Modular Mill Maintenance: The Windmill Receives some TLC
Our volunteer millers recently noticed that the modular mill was sounding different and that the main drive shaft appeared to be sloping down on one side. Further inspections by Owslworth IJP millwrights revealed that one bearing had seriously deteriorated and was starting to break apart.
The phosphor bronze bearings act as a sleeve to support the drive shaft, that transfers the power to the cogs that turn the millstones, within the cast iron Hurst frame of the modular mill. We believe these are the original bearings so a lifespan of over 116 years is not bad!

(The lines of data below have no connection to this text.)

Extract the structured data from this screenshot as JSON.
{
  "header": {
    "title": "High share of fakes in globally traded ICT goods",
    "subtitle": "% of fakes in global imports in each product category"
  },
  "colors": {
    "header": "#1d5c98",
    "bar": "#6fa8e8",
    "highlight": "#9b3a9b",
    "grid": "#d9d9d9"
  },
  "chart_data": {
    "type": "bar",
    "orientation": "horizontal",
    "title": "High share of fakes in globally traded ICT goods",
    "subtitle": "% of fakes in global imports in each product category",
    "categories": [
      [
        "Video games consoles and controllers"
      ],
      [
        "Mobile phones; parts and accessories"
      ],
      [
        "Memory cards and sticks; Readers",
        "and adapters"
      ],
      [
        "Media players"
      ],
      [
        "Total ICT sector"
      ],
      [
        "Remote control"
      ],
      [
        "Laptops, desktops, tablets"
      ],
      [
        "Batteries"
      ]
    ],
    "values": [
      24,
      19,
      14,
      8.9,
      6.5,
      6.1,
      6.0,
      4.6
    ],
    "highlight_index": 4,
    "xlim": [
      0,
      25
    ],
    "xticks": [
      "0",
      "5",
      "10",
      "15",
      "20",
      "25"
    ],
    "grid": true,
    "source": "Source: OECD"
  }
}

The millwrights arranged for new bearings to be machined using the current bearings as sample models. When the new bearings were refitted we also needed to raise the millstones and clean them as they had not been used for regular milling while waiting for the repair of the bearings.
The cast iron grain hopper and vat were removed from the top of the modular mill revealing the millstones inside. The top runner stone was raised by manually levering it up and wedging wooden stepped chocks between the stones to hold the top stone up in position with enough room to brush and clean the inside surfaces of the stones.
Our millstones in the modular mill are made from French burrstones, which were traditionally made using cemented small sections of quartz from the Marne Valley in northern France, that enable production of finer flour.
Now that the mill is back in working order, the volunteer millers are eager to restart milling again and use our new flour bag designs.